Does he agree with the statement made by the Minister of Revenue, Peter Dunne, on this Monday on Climate Rescue Radio, that a carbon tax would not make a lick of difference and would not proceed; if so, why did he yesterday tell the New Zealand Herald the opposite; and whom do we believe—the Minister responsible for Climate Change Issues, or the Minister of Revenue?
There is no doubt that introducing a price for carbon emissions at the margin for new electricity generation does affect emissions, because it changes the relative profitability or the relative economics of different sorts of generation. If the House wants confirmation of that from other than me, I quote from the same article that Dr Smith quoted from earlier, in respect of comments made by Mr Williams about Mighty River’s proposal at Marsden B: “Whether it’s built will depend on other things such as whether a carbon tax is imposed. If a carbon tax is imposed, it makes the project relatively less attractive. The bigger the tax, the less attractive it becomes.” So I wouldn’t disagree with the Minister’s statement.
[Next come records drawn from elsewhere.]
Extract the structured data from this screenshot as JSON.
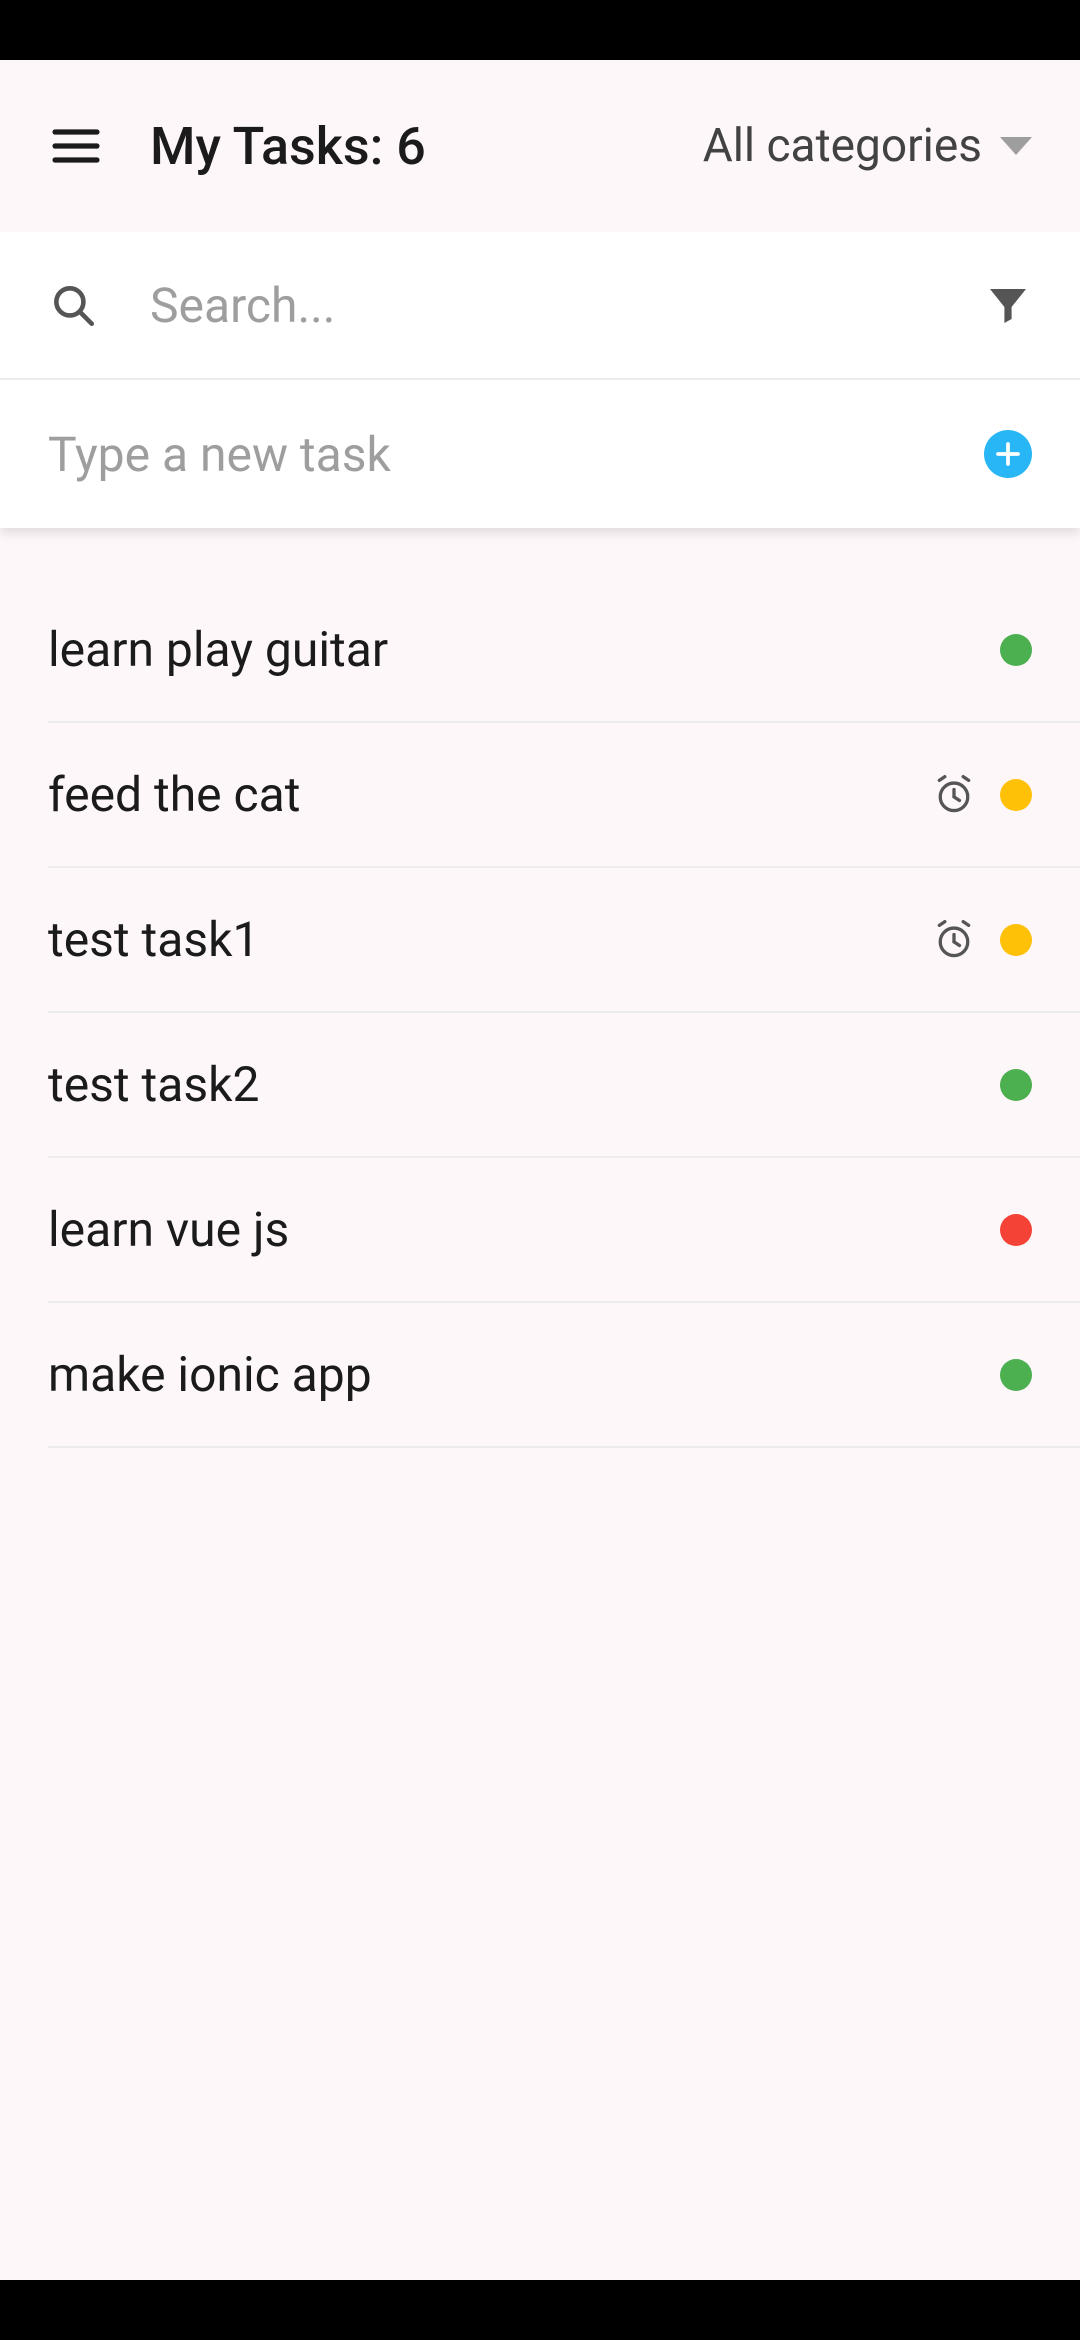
{
  "header": {
    "title": "My Tasks: 6",
    "category_label": "All categories"
  },
  "search": {
    "placeholder": "Search..."
  },
  "new_task": {
    "placeholder": "Type a new task"
  },
  "colors": {
    "green": "#4caf50",
    "yellow": "#ffc107",
    "red": "#f44336",
    "accent": "#29b6f6"
  },
  "tasks": [
    {
      "title": "learn play guitar",
      "has_alarm": false,
      "color": "green"
    },
    {
      "title": "feed the cat",
      "has_alarm": true,
      "color": "yellow"
    },
    {
      "title": "test task1",
      "has_alarm": true,
      "color": "yellow"
    },
    {
      "title": "test task2",
      "has_alarm": false,
      "color": "green"
    },
    {
      "title": "learn vue js",
      "has_alarm": false,
      "color": "red"
    },
    {
      "title": "make ionic app",
      "has_alarm": false,
      "color": "green"
    }
  ]
}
Why did the Minister say on Climate Rescue Radio: “You ask me what date would New Zealand be carbon neutral. We haven’t picked a date yet. You’ll find it becomes clear in 6 months.”, when the truth is that the Prime Minister’s carbon-neutral promise is a fantasy, and his Government has no intention of ever setting a date by which it will be achieved?
Will the Minister now tell the House when the Government will meet this objective of the Prime Minister of being carbon neutral, or will he at least tell us when the Government will set a date for that goal to be achieved?
Has the Minister seen the advice from Treasury that there is no realistic policy by which his Government can achieve the Kyoto targets by 2012; and what sense does it make to not be able to meet that very modest target, when the Prime Minister proposed the unbelievable target of New Zealand being carbon neutral?
That shows the difference between National and Labour on climate change. We think it is appropriate to aspire to be carbon neutral in the longer term—we did not say in the shorter term; we said in the longer term. National is beset with indifference on this issue, because its own leader even now cannot unconditionally agree that climate change is a problem. I seek leave to table the transcript of an interview with Dr Brash on the regional farming show, when he said: “The National Party, I have to say, isn’t convinced that the science on climate change is finally settled.”